The population in a 55 square mile city, City A, is 44,000. A neighboring city, City B, measures 65 square miles and has 48,750 citizens. Determine which city has a greater population density and by what percentage its population density is greater than the other city's.
I don't get how to do this. Please help!!
44,000 / 55 = 800 people per square mile
48,750 / 65 = 750 per square mile
800 - 750 = 50
50/44,000 = 0.0011 = 11%
My teacher said the answer is 6.7% but I don't know how to get that
divide by density, not number of people
(50/750)100 = 6.67 %
To determine which city has a greater population density and by what percentage, you need to calculate the population density of each city.

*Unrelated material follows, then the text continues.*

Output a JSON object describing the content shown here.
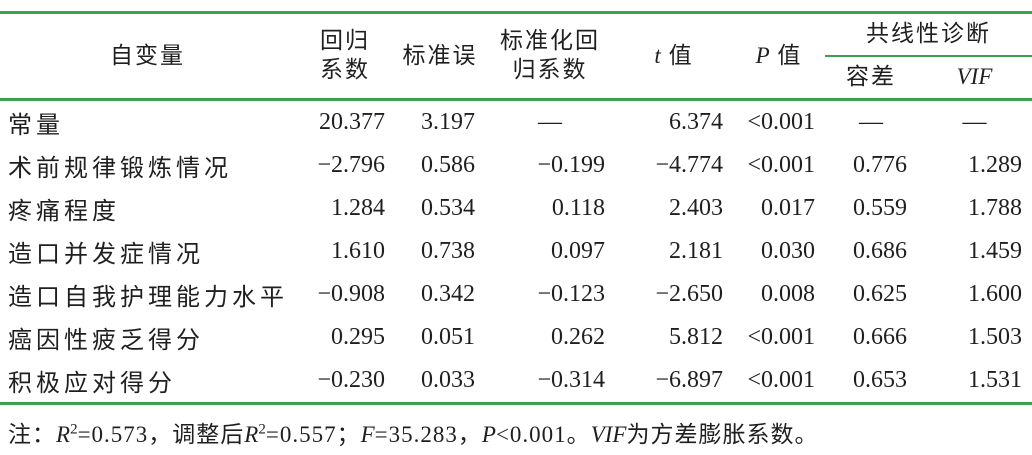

Population density is calculated by dividing the population of a city by its area. The formula for population density is:
Population Density = Population / Area
Let's calculate the population density of City A and City B:
For City A:
Population = 44,000
Area = 55 square miles
Population Density of City A = 44,000 / 55
For City B:
Population = 48,750
Area = 65 square miles
Population Density of City B = 48,750 / 65
Now, let's calculate the population density for both cities:
Population Density of City A = 800 people/square mile
Population Density of City B = 750 people/square mile
To determine which city has a greater population density, we can compare the values calculated above. City A has a higher population density than City B.
To calculate the percentage by which the population density of City A is greater than City B, we can use the following formula:
Percentage Difference = ((Density of City A - Density of City B) / Density of City B) * 100
Let's calculate the percentage difference:
Percentage Difference = ((800 - 750) / 750) * 100
Percentage Difference = (50 / 750) * 100
Percentage Difference = 0.0666 * 100
Percentage Difference = 6.66%
Therefore, the population density of City A is 6.66% greater than City B.